The RAK Government was unable to preserve the buildings, some of which were 100 years old and built in a pre-oil Gulf style.
The dozens of families who owned the buildings feared what would happen to their old community if they sold up, wary of encroaching developments such as the snow-themed aquapark, Ice Land.
But Hamad lives by a simple credo, one that would not allow him to see his village vanish into the dust: "You know if you see your house is not clean, your life will be difficult. This area is our home."
In December he and Abdulla Meyahi, Mohammed Hilal and Ismail Rashed started to clean the area around the old mosque and surrounding market.
Each day Hamad would finish his duties at Etisalat and then work in the village until sundown.
Renovations led to discoveries, such as the way their grandfathers faced the sun, and the thorn-covered mound where the women would wait for their husbands at the end of the pearling season.
It was not long before elderly visitors, nearby residents and even tourists began to offer support.
"When they started cleaning [the village], the old man Salem asked what they were doing and he started to donate," says Khamis Al Zaabi, a friend of the men.
"When other people saw this they started to donate … after this, word spread around and the Sheikh of Ras Al Khaimah himself donated money. I won't mention how much."
The men laboured side by side with municipal workers.
Now the graffiti is covered, the old passageways are cleared and visitors can wander the streets and imagine life in the days of the pearl.
"You can see into the past and see how it was. You can see the difference between how it is and how it was," says Yousef bin Shaker, 25, an Emirati photographer who came with his friends.
"You can feel it. Before you could not feel it."
Men who left the village decades ago now return to the old mosque each evening with their sons. They gather on a wooden platform to catch the sea breeze and share political discussion of the present and stories of the past.
The village is said to be home to many jinn, the supernatural beings known to inhabit abandoned houses. But Hamad thinks not.
"We haven't seen anything for this," he says. "You feel it's jinn because you are afraid. It's a fox.
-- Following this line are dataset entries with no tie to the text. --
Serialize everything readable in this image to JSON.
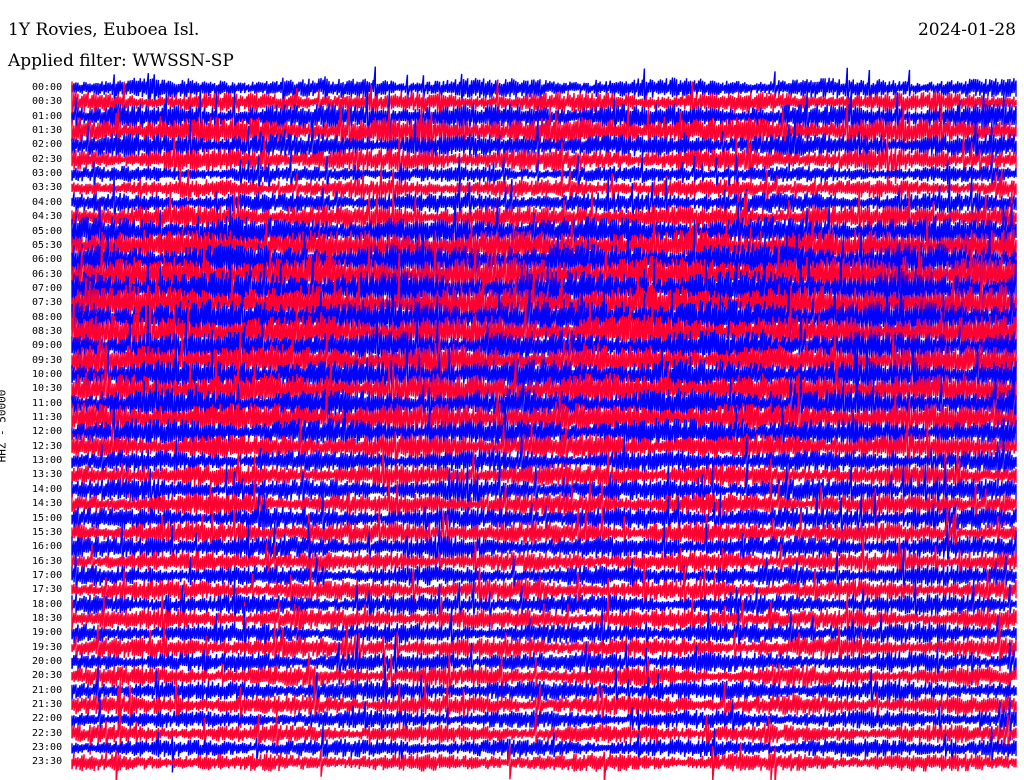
{
  "header": {
    "title": "1Y Rovies, Euboea Isl.",
    "date": "2024-01-28",
    "filter": "Applied filter: WWSSN-SP"
  },
  "chart_data": {
    "type": "line",
    "ylabel": "HHZ - 50000",
    "trace_labels": [
      "00:00",
      "00:30",
      "01:00",
      "01:30",
      "02:00",
      "02:30",
      "03:00",
      "03:30",
      "04:00",
      "04:30",
      "05:00",
      "05:30",
      "06:00",
      "06:30",
      "07:00",
      "07:30",
      "08:00",
      "08:30",
      "09:00",
      "09:30",
      "10:00",
      "10:30",
      "11:00",
      "11:30",
      "12:00",
      "12:30",
      "13:00",
      "13:30",
      "14:00",
      "14:30",
      "15:00",
      "15:30",
      "16:00",
      "16:30",
      "17:00",
      "17:30",
      "18:00",
      "18:30",
      "19:00",
      "19:30",
      "20:00",
      "20:30",
      "21:00",
      "21:30",
      "22:00",
      "22:30",
      "23:00",
      "23:30"
    ],
    "colors": [
      "#0000ff",
      "#ff0033"
    ],
    "trace_amplitude": [
      1.0,
      1.0,
      1.3,
      1.4,
      1.2,
      1.1,
      0.8,
      0.9,
      1.0,
      1.2,
      1.5,
      1.6,
      1.7,
      1.8,
      1.8,
      1.8,
      1.8,
      1.7,
      1.6,
      1.6,
      1.6,
      1.6,
      1.5,
      1.5,
      1.4,
      1.3,
      1.1,
      1.1,
      1.1,
      1.1,
      1.1,
      1.1,
      1.1,
      1.0,
      1.0,
      1.0,
      1.0,
      1.0,
      1.0,
      1.0,
      1.0,
      1.0,
      1.0,
      1.0,
      0.9,
      0.9,
      0.9,
      0.9
    ]
  }
}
It's nothing."
But as he speaks, the elder Saleh bin Jumeah sits on the other side of the majlis, telling stories of the local ghost ship.
The renovation brings the greatest joy to former residents, who will celebrate the rebirth of their village with a party at the end of this month, the first since 1982.
"This house with the green door is mine," says Hassan Ali, bumping over roads that were once impassable. When he speaks, everything is from "the pearl age" or "the time of the divers".
"In the pearl age, the main place for the pearls was Jazirat," Hassan says. "We all started from the pearl."
It is clear his precious youth has also been returned to him.
"That's the Friday mosque by the sea and this is the girls' school. Wallah, it's old," Hassan says. "And that's my old school there. I didn't go much, I would always run away.
"This is ya salam [fantastic]. I want people from the whole world to see this. This is the life of my childhood."